Tuesday, October 7, 2008

An honest look at engagements

Engagements are in the air. There are lots of thoughts and ideas that go through a 22 year-old, single girls mind when every other girl in her life, most of them being younger than her, seems to be getting married. Since I am in fact a 22 year-old single girl, heck, I’ll share mine. Well I’m ok with it for the most part. The close friends of mine who have acquired a ring in the past few months and weeks are all in really good relationships and this makes me happy for them. There is nothing worse in the world than 2 people who are dumb and get married just because together their favorite color is green.

Except for the whole picture of the newly engaged girl holding up her left hand and pointing to it. That profile shot on facebook is a little old. But why do girls get all “I hate the world” when their friends get engaged? Well, im a girl and I can’t accurately answer that question. We have this whole jealousy thing that makes us want everything our friends have. A boyfriend, a ring, a good grade, a pair of jeans, a pencil. We compare everything to everything and weddings mean that your friend the bride is getting more attention than you. The most honest reason us girls want to throw up at the sight of that ring is because if you’re single, you’re single and your friend isn’t. At least that’s my reason, most of the time.

Those are just general thoughts, but how I really feel about this certain time of recent activity is pretty good. The truth is that I don’t know how to love Jesus enough right now, so I need to work on that relationship. I’m not just saying that because saying it makes me feel better about being single. I’ll never ever be able to love people the way I should without loving the one who created them more. And that goes for all human relationships. I may be approaching the “average age” of being married or engaged, but I have a ton left to learn in order to be a good girlfriend, fiancĂ©, wife, soccer mom.

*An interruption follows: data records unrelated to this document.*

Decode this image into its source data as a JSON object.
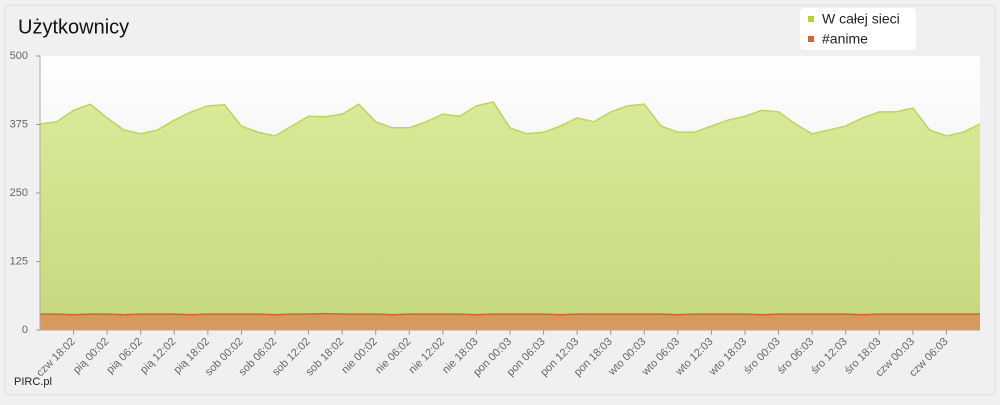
{
  "chart_data": {
    "type": "area",
    "title": "Użytkownicy",
    "credit": "PIRC.pl",
    "categories": [
      null,
      null,
      "czw 18:02",
      null,
      "pią 00:02",
      null,
      "pią 06:02",
      null,
      "pią 12:02",
      null,
      "pią 18:02",
      null,
      "sob 00:02",
      null,
      "sob 06:02",
      null,
      "sob 12:02",
      null,
      "sob 18:02",
      null,
      "nie 00:02",
      null,
      "nie 06:02",
      null,
      "nie 12:02",
      null,
      "nie 18:03",
      null,
      "pon 00:03",
      null,
      "pon 06:03",
      null,
      "pon 12:03",
      null,
      "pon 18:03",
      null,
      "wto 00:03",
      null,
      "wto 06:03",
      null,
      "wto 12:03",
      null,
      "wto 18:03",
      null,
      "śro 00:03",
      null,
      "śro 06:03",
      null,
      "śro 12:03",
      null,
      "śro 18:03",
      null,
      "czw 00:03",
      null,
      "czw 06:03",
      null,
      null
    ],
    "series": [
      {
        "name": "W całej sieci",
        "color": "#b5d334",
        "values": [
          376,
          380,
          401,
          412,
          387,
          365,
          358,
          365,
          383,
          398,
          409,
          411,
          372,
          361,
          354,
          372,
          390,
          389,
          394,
          412,
          380,
          369,
          369,
          380,
          394,
          390,
          409,
          416,
          369,
          358,
          361,
          372,
          387,
          380,
          398,
          409,
          412,
          372,
          361,
          361,
          372,
          383,
          390,
          401,
          398,
          376,
          358,
          365,
          372,
          387,
          398,
          398,
          405,
          365,
          354,
          361,
          376
        ]
      },
      {
        "name": "#anime",
        "color": "#c8663a",
        "values": [
          29,
          29,
          28,
          29,
          29,
          28,
          29,
          29,
          29,
          28,
          29,
          29,
          29,
          29,
          28,
          29,
          29,
          30,
          29,
          29,
          29,
          28,
          29,
          29,
          29,
          29,
          28,
          29,
          29,
          29,
          29,
          28,
          29,
          29,
          29,
          29,
          29,
          29,
          28,
          29,
          29,
          29,
          29,
          28,
          29,
          29,
          29,
          29,
          29,
          28,
          29,
          29,
          29,
          29,
          29,
          29,
          29
        ]
      }
    ],
    "ylim": [
      0,
      500
    ],
    "yticks": [
      0,
      125,
      250,
      375,
      500
    ],
    "grid": false,
    "legend": "top-right"
  }
}
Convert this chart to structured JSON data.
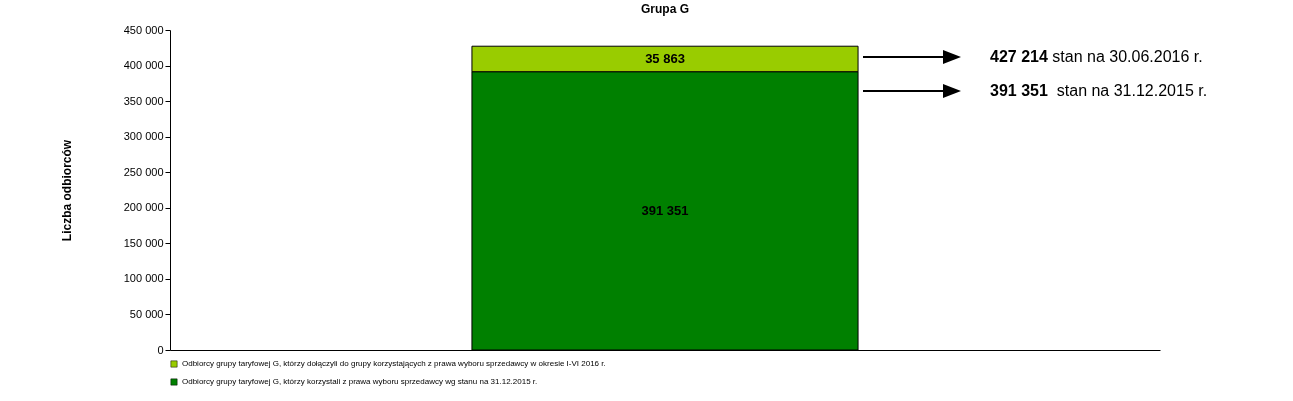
{
  "chart_data": {
    "type": "bar",
    "title": "Grupa G",
    "ylabel": "Liczba odbiorców",
    "categories": [
      null
    ],
    "stacked": true,
    "data_labels": true,
    "legend": "bottom",
    "grid": false,
    "series": [
      {
        "name": "Odbiorcy grupy taryfowej G, którzy korzystali z prawa wyboru sprzedawcy wg stanu na 31.12.2015 r.",
        "color": "#008000",
        "values": [
          391351
        ]
      },
      {
        "name": "Odbiorcy grupy taryfowej G, którzy dołączyli do grupy korzystających z  prawa wyboru sprzedawcy w okresie I-VI 2016 r.",
        "color": "#99cc00",
        "values": [
          35863
        ]
      }
    ],
    "ylim": [
      0,
      450000
    ],
    "yticks": [
      0,
      50000,
      100000,
      150000,
      200000,
      250000,
      300000,
      350000,
      400000,
      450000
    ],
    "annotations": [
      "427 214 stan na 30.06.2016 r.",
      "391 351  stan na 31.12.2015 r."
    ]
  }
}
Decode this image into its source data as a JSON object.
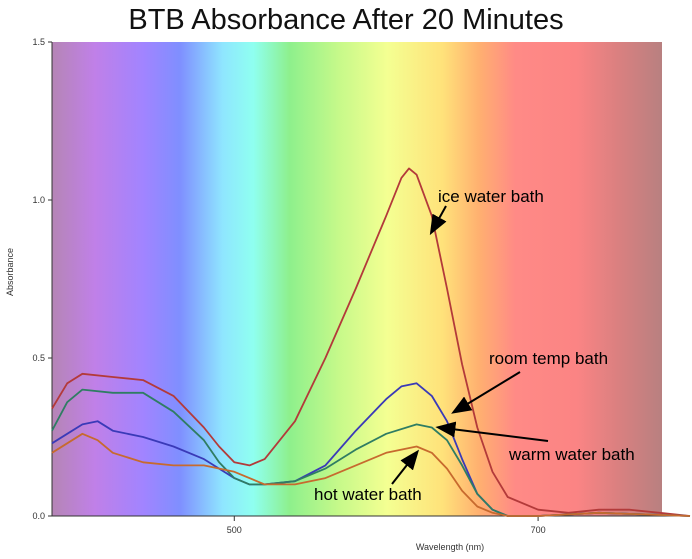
{
  "chart_data": {
    "type": "line",
    "title": "BTB Absorbance After 20 Minutes",
    "xlabel": "Wavelength (nm)",
    "ylabel": "Absorbance",
    "xlim": [
      380,
      800
    ],
    "ylim": [
      0,
      1.5
    ],
    "x_ticks": [
      500,
      700
    ],
    "x_tick_labels": [
      "500",
      "700"
    ],
    "y_ticks": [
      0,
      0.5,
      1.0,
      1.5
    ],
    "y_tick_labels": [
      "0.0",
      "0.5",
      "1.0",
      "1.5"
    ],
    "grid": false,
    "spectrum_background": true,
    "series": [
      {
        "color": "#b33a3a",
        "x": [
          380,
          390,
          400,
          420,
          440,
          460,
          480,
          490,
          500,
          510,
          520,
          540,
          560,
          580,
          600,
          610,
          615,
          620,
          630,
          640,
          650,
          660,
          670,
          680,
          700,
          720,
          740,
          760,
          780,
          800
        ],
        "y": [
          0.34,
          0.42,
          0.45,
          0.44,
          0.43,
          0.38,
          0.28,
          0.22,
          0.17,
          0.16,
          0.18,
          0.3,
          0.5,
          0.72,
          0.95,
          1.07,
          1.1,
          1.08,
          0.95,
          0.72,
          0.48,
          0.28,
          0.14,
          0.06,
          0.02,
          0.01,
          0.02,
          0.02,
          0.01,
          0.0
        ]
      },
      {
        "color": "#3a3ab8",
        "x": [
          380,
          390,
          400,
          410,
          420,
          440,
          460,
          480,
          500,
          510,
          520,
          540,
          560,
          580,
          600,
          610,
          620,
          630,
          640,
          650,
          660,
          670,
          680,
          700,
          740,
          800
        ],
        "y": [
          0.23,
          0.26,
          0.29,
          0.3,
          0.27,
          0.25,
          0.22,
          0.18,
          0.12,
          0.1,
          0.1,
          0.11,
          0.16,
          0.27,
          0.37,
          0.41,
          0.42,
          0.38,
          0.3,
          0.18,
          0.07,
          0.02,
          0.0,
          0.0,
          0.01,
          0.0
        ]
      },
      {
        "color": "#2f7d63",
        "x": [
          380,
          390,
          400,
          420,
          440,
          460,
          480,
          490,
          500,
          510,
          520,
          540,
          560,
          580,
          600,
          620,
          630,
          640,
          650,
          660,
          670,
          680,
          700,
          740,
          800
        ],
        "y": [
          0.27,
          0.36,
          0.4,
          0.39,
          0.39,
          0.33,
          0.24,
          0.17,
          0.12,
          0.1,
          0.1,
          0.11,
          0.15,
          0.21,
          0.26,
          0.29,
          0.28,
          0.24,
          0.16,
          0.07,
          0.02,
          0.0,
          0.0,
          0.01,
          0.0
        ]
      },
      {
        "color": "#c76a2e",
        "x": [
          380,
          390,
          400,
          410,
          420,
          440,
          460,
          480,
          500,
          520,
          540,
          560,
          580,
          600,
          620,
          630,
          640,
          650,
          660,
          670,
          680,
          700,
          740,
          800
        ],
        "y": [
          0.2,
          0.23,
          0.26,
          0.24,
          0.2,
          0.17,
          0.16,
          0.16,
          0.14,
          0.1,
          0.1,
          0.12,
          0.16,
          0.2,
          0.22,
          0.2,
          0.15,
          0.08,
          0.03,
          0.01,
          0.0,
          0.0,
          0.01,
          0.0
        ]
      }
    ],
    "annotations": [
      {
        "text": "ice water bath",
        "arrow_to": [
          630,
          0.9
        ]
      },
      {
        "text": "room temp bath",
        "arrow_to": [
          645,
          0.33
        ]
      },
      {
        "text": "warm water bath",
        "arrow_to": [
          635,
          0.28
        ]
      },
      {
        "text": "hot water bath",
        "arrow_to": [
          620,
          0.2
        ]
      }
    ]
  }
}
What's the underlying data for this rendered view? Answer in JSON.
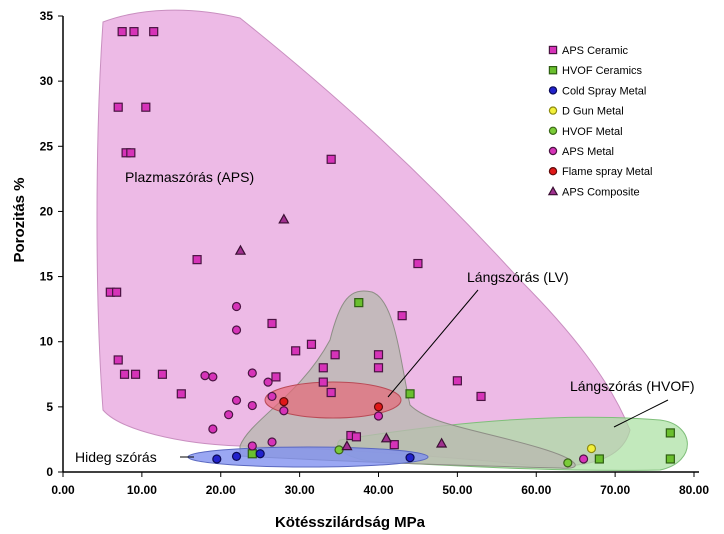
{
  "chart_data": {
    "type": "scatter",
    "title": "",
    "xlabel": "Kötésszilárdság MPa",
    "ylabel": "Porozitás %",
    "xlim": [
      0,
      80
    ],
    "ylim": [
      0,
      35
    ],
    "x_ticks": [
      "0.00",
      "10.00",
      "20.00",
      "30.00",
      "40.00",
      "50.00",
      "60.00",
      "70.00",
      "80.00"
    ],
    "y_ticks": [
      "0",
      "5",
      "10",
      "15",
      "20",
      "25",
      "30",
      "35"
    ],
    "legend_position": "top-right",
    "series": [
      {
        "name": "APS Ceramic",
        "marker": "square",
        "color": "#d633b8",
        "edge": "#4a1442",
        "points": [
          [
            7.5,
            33.8
          ],
          [
            9,
            33.8
          ],
          [
            11.5,
            33.8
          ],
          [
            7,
            28
          ],
          [
            10.5,
            28
          ],
          [
            8,
            24.5
          ],
          [
            8.6,
            24.5
          ],
          [
            34,
            24
          ],
          [
            17,
            16.3
          ],
          [
            45,
            16
          ],
          [
            6,
            13.8
          ],
          [
            6.8,
            13.8
          ],
          [
            26.5,
            11.4
          ],
          [
            43,
            12
          ],
          [
            31.5,
            9.8
          ],
          [
            34.5,
            9
          ],
          [
            40,
            9
          ],
          [
            29.5,
            9.3
          ],
          [
            33,
            8
          ],
          [
            40,
            8
          ],
          [
            7,
            8.6
          ],
          [
            7.8,
            7.5
          ],
          [
            9.2,
            7.5
          ],
          [
            12.6,
            7.5
          ],
          [
            27,
            7.3
          ],
          [
            33,
            6.9
          ],
          [
            50,
            7
          ],
          [
            15,
            6
          ],
          [
            34,
            6.1
          ],
          [
            53,
            5.8
          ],
          [
            36.5,
            2.8
          ],
          [
            37.2,
            2.7
          ],
          [
            42,
            2.1
          ]
        ]
      },
      {
        "name": "HVOF Ceramics",
        "marker": "square",
        "color": "#6abf2e",
        "edge": "#2e5e12",
        "points": [
          [
            37.5,
            13
          ],
          [
            44,
            6
          ],
          [
            77,
            3
          ],
          [
            77,
            1
          ],
          [
            68,
            1
          ],
          [
            24,
            1.4
          ]
        ]
      },
      {
        "name": "Cold Spray Metal",
        "marker": "circle",
        "color": "#2222cc",
        "edge": "#0a0a55",
        "points": [
          [
            19.5,
            1
          ],
          [
            22,
            1.2
          ],
          [
            25,
            1.4
          ],
          [
            44,
            1.1
          ]
        ]
      },
      {
        "name": "D Gun Metal",
        "marker": "circle",
        "color": "#f2ef3a",
        "edge": "#8c8a10",
        "points": [
          [
            67,
            1.8
          ]
        ]
      },
      {
        "name": "HVOF Metal",
        "marker": "circle",
        "color": "#7acc38",
        "edge": "#3b6618",
        "points": [
          [
            64,
            0.7
          ],
          [
            35,
            1.7
          ]
        ]
      },
      {
        "name": "APS Metal",
        "marker": "circle",
        "color": "#d633b8",
        "edge": "#4a1442",
        "points": [
          [
            22,
            12.7
          ],
          [
            22,
            10.9
          ],
          [
            18,
            7.4
          ],
          [
            19,
            7.3
          ],
          [
            24,
            7.6
          ],
          [
            26,
            6.9
          ],
          [
            22,
            5.5
          ],
          [
            24,
            5.1
          ],
          [
            21,
            4.4
          ],
          [
            19,
            3.3
          ],
          [
            26.5,
            5.8
          ],
          [
            28,
            4.7
          ],
          [
            40,
            4.3
          ],
          [
            26.5,
            2.3
          ],
          [
            24,
            2
          ],
          [
            66,
            1
          ]
        ]
      },
      {
        "name": "Flame spray Metal",
        "marker": "circle",
        "color": "#e01818",
        "edge": "#5e0a0a",
        "points": [
          [
            28,
            5.4
          ],
          [
            40,
            5
          ]
        ]
      },
      {
        "name": "APS Composite",
        "marker": "triangle",
        "color": "#a0308f",
        "edge": "#3a0f33",
        "points": [
          [
            28,
            19.4
          ],
          [
            22.5,
            17
          ],
          [
            36,
            2
          ],
          [
            41,
            2.6
          ],
          [
            48,
            2.2
          ]
        ]
      }
    ],
    "regions": [
      {
        "name": "Plazmaszórás (APS)",
        "color": "#e7a3de"
      },
      {
        "name": "Lángszórás (LV)",
        "color": "#e56a78"
      },
      {
        "name": "Lángszórás (HVOF)",
        "color": "#a8e0a0"
      },
      {
        "name": "Hideg szórás",
        "color": "#7d8ef0"
      }
    ]
  }
}
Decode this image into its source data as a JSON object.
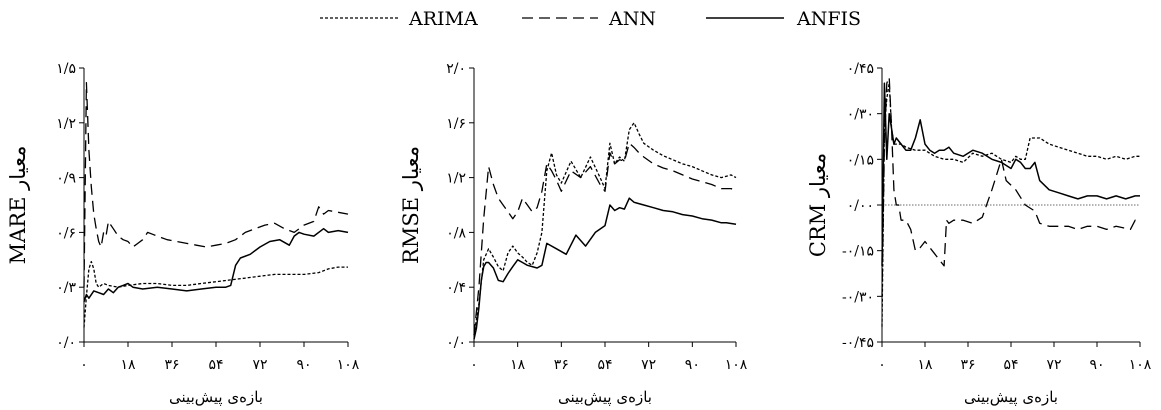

I like weddings, especially when I get to be the DJ! woot!

Sunday, October 5, 2008

You need a friend, I'll be around

"People are always telling you that change is a good thing. But all they're really saying is that something you didn't want to happen at all, has happened."
-Meg Ryan, You've Got Mail
That's a good movie and I find that to be an honest quote. I have a lot to say on the changing of life and growing up front, but I won't venture into those thoughts for now. I will say how bad it hurts to say goodbye to people. After 7 years of friendship, after a 10 minute phone conversation, or a weekend visit. I just don't like goodbyes. After a much anticipated weekend with Brandy and Ktb and a last church service with a wonderful pastor, I found myself crying all the way home being happy and sad and empty and thankful. This was a feeling I felt very frequently my freshman year when I left Columbia or Gaffney after a weekend with Laura and Erin. When Brandy talks about her new place in life she lights up. She looks content and that makes me so happy. Ktb's new seminary stories are hilarious and she's passionate about what she's doing and I couldn't be more proud of her. Dan and Brenda left church this morning with a burden lifted and leaving quite an impact. Most of the people I have grown to love over the past few years are still away from me and things will only change more as I get older. But Jesus fills me up. When the emptiness comes back, as it did today, He'll cover it and I'm so thankful for that.